Volleyball information
- Position: Libero
- Current club: Savino Del Bene
- Number: 10

Career
| Years | Teams |
| 2012–2013 | Villa Cortese |
| 2013–2019 | San Casciano |
| 2019–2023 | Pro Victoria Monza |
| 2023– | Savino Del Bene |

National team
| 2015– | Italy |

Honours
Women's volleyball
Representing Italy
World Championship
| Silver medal – second place | 2018 Japan | Team |
FIVB Nations League
| Gold medal – first place | 2024 Bangkok | Team |
European Championship
| Gold medal – first place | 2021 Serbia/Bulgaria/Croatia/Romania | Team |
| Bronze medal – third place | 2019 Turkey | Team |
FIVB World Grand Prix
| Silver medal – second place | 2017 Nanjing |  |
Montreux Volley Masters
| Bronze medal – third place | 2019 Montreux | Team |

= Beatrice Parrocchiale =

Italian volleyball player (born 1995)

Beatrice Parrocchiale (born 26 December 1995) is an Italian volleyball player, playing as a libero. She is part of the Italy women's national volleyball team.

==Career==
Parrocchiale won the A2 Italian Cup with San Casciano.
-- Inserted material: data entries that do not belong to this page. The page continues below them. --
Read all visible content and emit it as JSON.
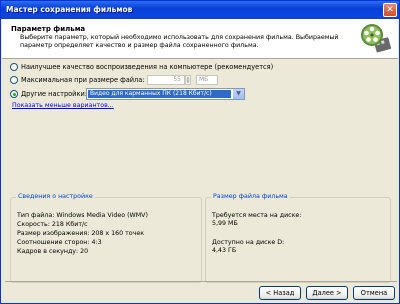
{
  "window": {
    "title": "Мастер сохранения фильмов",
    "close_glyph": "✕"
  },
  "header": {
    "title": "Параметр фильма",
    "description": "Выберите параметр, который необходимо использовать для сохранения фильма. Выбираемый параметр определяет качество и размер файла сохраненного фильма.",
    "icon": "film-reel-icon"
  },
  "options": {
    "best_quality": {
      "label": "Наилучшее качество воспроизведения на компьютере (рекомендуется)",
      "selected": false
    },
    "max_size": {
      "label": "Максимальная при размере файла:",
      "value": "55",
      "unit": "МБ",
      "selected": false
    },
    "other": {
      "label": "Другие настройки:",
      "selected_value": "Видео для карманных ПК (218 Кбит/с)",
      "selected": true
    }
  },
  "show_fewer_link": "Показать меньше вариантов...",
  "settings_info": {
    "title": "Сведения о настройке",
    "lines": [
      "Тип файла: Windows Media Video (WMV)",
      "Скорость: 218 Кбит/с",
      "Размер изображения: 208 x 160 точек",
      "Соотношение сторон: 4:3",
      "Кадров в секунду: 20"
    ]
  },
  "file_size": {
    "title": "Размер файла фильма",
    "required_label": "Требуется места на диске:",
    "required_value": "5,99 МБ",
    "available_label": "Доступно на диске D:",
    "available_value": "4,43 ГБ"
  },
  "buttons": {
    "back": "< Назад",
    "next": "Далее >",
    "cancel": "Отмена"
  },
  "colors": {
    "title_bar": "#0a46e0",
    "group_title": "#0046d5",
    "selection": "#316ac5",
    "link": "#0000ff"
  }
}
She competed at the 2015 European Games in Baku. She participated in the 2015 FIVB Volleyball World Grand Prix, and 2019 Montreux Volley Masters.

She won the 2017 FIVB World Grand Prix silver medal and later played the 2017 European Championship with her national team, reaching the fifth place.

On club level she played for Atletica Amatori Orago in 2015.

She was selected to play the Italian League All-Star game in 2017.